I never thought it was good or beneficial that DesertXpress made a virtue of being privately funded, given the extreme unlikelihood that they would be able to keep that promise. That being said, the reason Bender mentioned this is to sow doubt about DesertXpress's claims and plans. There's nothing wrong with seeking federal funding for HSR or maglev, but the mere fact that DesertXpress has shifted its plans doesn't imply any inherent problem with their project.

It's a typical line of attack for critics of passenger rail - anytime the details change, they use that change as supposed evidence that the project is not viable, is being mismanaged, should not be trusted, etc. As with the "train to nowhere" frame, Bender is playing with fire here, especially since the op-ed hasn't offered any actual reasons or explanation as to why DesertXpress made the shift.

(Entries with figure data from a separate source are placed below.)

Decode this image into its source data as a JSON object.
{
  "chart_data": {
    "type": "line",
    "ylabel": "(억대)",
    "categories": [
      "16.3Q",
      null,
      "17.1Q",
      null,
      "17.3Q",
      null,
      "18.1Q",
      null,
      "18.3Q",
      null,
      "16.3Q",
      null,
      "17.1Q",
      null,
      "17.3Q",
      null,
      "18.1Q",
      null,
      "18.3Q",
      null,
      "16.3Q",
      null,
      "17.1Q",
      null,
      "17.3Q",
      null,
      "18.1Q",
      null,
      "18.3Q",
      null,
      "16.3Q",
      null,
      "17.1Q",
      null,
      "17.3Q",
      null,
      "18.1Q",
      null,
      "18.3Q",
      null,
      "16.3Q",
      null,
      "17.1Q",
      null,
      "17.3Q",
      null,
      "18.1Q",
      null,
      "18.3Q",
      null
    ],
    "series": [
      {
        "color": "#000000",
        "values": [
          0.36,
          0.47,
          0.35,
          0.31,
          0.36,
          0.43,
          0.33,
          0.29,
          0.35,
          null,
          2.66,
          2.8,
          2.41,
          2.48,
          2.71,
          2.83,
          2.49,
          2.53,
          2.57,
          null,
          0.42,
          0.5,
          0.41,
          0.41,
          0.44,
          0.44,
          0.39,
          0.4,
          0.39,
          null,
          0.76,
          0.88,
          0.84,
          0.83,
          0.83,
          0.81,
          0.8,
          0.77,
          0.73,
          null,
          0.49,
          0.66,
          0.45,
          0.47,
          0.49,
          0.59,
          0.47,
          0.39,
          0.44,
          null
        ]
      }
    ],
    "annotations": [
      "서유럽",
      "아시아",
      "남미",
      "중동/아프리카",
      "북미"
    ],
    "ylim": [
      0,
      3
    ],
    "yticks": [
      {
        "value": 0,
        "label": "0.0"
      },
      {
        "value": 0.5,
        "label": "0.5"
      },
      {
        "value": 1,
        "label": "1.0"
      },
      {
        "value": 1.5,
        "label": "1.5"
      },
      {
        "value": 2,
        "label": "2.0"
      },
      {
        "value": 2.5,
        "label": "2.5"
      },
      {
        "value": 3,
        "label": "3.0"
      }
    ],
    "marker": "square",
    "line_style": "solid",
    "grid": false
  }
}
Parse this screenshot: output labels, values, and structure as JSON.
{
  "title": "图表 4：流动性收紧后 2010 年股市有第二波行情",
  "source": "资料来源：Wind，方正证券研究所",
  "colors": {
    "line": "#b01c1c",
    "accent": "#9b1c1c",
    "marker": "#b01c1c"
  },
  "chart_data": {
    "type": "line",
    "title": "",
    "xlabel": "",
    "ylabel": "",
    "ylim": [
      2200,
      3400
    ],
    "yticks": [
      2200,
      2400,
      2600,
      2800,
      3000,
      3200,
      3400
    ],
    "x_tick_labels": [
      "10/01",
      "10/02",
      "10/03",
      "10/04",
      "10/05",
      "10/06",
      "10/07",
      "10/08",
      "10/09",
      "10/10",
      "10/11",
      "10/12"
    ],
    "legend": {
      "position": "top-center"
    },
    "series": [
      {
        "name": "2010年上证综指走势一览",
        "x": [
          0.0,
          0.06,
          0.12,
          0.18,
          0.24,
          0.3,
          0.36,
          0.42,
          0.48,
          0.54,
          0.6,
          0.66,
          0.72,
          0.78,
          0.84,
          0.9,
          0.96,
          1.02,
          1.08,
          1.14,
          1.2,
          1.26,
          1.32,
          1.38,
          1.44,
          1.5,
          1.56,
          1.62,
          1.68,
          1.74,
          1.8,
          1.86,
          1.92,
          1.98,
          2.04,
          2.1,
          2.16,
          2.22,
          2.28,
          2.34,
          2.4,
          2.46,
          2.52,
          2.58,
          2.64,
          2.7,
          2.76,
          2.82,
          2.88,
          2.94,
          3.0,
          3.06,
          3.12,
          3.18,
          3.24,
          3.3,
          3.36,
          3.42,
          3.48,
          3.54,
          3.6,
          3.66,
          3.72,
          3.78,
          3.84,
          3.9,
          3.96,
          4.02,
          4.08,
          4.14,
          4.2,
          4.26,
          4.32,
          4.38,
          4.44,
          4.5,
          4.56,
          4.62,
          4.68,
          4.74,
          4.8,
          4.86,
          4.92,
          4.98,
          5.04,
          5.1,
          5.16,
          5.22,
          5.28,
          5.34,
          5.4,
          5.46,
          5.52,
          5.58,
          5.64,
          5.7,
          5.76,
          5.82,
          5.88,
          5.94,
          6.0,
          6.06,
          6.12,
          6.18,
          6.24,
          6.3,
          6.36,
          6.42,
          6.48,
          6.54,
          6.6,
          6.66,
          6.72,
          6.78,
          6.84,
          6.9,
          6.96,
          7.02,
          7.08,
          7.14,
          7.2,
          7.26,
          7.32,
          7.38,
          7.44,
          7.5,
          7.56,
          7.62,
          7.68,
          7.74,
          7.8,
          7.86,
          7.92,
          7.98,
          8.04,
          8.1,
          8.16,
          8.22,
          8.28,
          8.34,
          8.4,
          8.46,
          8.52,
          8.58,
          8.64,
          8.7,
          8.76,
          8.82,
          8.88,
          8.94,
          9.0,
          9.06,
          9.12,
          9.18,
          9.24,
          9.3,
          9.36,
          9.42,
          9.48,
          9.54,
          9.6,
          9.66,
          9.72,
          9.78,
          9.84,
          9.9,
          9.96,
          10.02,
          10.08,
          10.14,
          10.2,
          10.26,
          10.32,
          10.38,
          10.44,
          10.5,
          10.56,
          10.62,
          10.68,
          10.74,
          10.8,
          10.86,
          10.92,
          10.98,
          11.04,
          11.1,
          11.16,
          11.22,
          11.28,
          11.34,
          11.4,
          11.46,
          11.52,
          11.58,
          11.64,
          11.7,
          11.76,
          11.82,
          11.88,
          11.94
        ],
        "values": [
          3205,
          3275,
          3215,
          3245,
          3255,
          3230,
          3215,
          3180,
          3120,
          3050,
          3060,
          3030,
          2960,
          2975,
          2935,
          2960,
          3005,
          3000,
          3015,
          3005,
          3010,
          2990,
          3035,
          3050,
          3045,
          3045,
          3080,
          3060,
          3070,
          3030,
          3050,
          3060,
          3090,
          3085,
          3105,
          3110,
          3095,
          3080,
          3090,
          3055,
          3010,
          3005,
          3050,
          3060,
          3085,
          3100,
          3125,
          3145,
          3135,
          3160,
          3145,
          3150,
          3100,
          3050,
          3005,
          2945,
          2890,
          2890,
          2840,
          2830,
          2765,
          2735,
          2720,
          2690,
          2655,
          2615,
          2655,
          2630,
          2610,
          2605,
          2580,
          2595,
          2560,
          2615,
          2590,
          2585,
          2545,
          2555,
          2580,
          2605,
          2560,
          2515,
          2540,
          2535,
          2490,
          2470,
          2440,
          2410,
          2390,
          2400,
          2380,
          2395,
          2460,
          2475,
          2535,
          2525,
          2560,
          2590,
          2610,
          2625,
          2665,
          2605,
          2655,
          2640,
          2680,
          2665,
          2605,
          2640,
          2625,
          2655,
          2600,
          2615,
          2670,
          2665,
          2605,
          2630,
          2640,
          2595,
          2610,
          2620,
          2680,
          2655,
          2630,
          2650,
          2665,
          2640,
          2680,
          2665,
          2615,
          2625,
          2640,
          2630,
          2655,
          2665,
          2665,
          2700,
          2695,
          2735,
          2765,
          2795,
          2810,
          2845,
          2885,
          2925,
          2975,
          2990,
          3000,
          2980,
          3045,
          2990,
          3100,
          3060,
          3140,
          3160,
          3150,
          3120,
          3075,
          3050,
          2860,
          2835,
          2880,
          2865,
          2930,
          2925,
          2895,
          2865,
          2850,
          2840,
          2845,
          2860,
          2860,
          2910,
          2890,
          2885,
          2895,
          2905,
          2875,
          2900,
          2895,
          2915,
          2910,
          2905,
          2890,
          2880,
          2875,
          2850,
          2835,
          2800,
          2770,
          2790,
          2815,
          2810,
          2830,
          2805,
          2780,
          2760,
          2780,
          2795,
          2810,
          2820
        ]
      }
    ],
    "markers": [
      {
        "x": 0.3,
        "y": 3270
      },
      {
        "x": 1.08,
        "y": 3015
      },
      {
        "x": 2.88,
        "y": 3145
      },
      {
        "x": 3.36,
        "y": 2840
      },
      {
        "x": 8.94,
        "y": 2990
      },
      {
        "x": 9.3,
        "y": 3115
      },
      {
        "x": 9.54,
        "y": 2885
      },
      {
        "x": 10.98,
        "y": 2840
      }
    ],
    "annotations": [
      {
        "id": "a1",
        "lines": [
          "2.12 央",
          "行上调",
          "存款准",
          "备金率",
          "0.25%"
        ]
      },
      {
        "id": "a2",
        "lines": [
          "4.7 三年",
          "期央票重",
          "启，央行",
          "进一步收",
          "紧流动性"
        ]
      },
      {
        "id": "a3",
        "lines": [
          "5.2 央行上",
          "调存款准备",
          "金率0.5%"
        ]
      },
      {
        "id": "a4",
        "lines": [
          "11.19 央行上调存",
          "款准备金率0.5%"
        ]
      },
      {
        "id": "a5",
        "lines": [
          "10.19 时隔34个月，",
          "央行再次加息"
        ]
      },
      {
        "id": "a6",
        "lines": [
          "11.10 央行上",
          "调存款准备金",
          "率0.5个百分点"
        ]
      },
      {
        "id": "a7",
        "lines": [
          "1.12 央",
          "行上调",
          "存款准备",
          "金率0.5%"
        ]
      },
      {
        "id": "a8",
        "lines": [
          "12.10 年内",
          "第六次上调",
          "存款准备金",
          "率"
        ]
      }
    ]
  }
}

It's a shift that makes sense. It's become much more difficult to raise billions in private capital for anything, as banks hoard their funds and as the recession continues to deepen. That's not the same as being impossible to raise those funds, and private investors are much more willing to get involved with something that has federal financial involvement, as will the California HSR project. A good project with sound management will change parts of their plan when conditions warrant, instead of plowing ahead with an obsolete model. DesertXpress's shift is in itself not a bad thing, and shouldn't be taken as such.

I can understand why the Vegas maglev project feels the need to strike back at the DesertXpress project, which has all the momentum these days. Maglev backers have a much tougher case to make, particularly on the cost angle, and they are in very real danger of seeing their project fall apart. I'm all for a close comparison of the two plans to link California to Nevada, and all for criticism when the evidence supports it.

But Richann Bender and the Vegas maglev project haven't made that case here. Instead they have used anti-rail arguments to undermine a rival without offering solid evidence to back up their claims. It's an unfortunate and desperate move that isn't necessary and isn't welcome.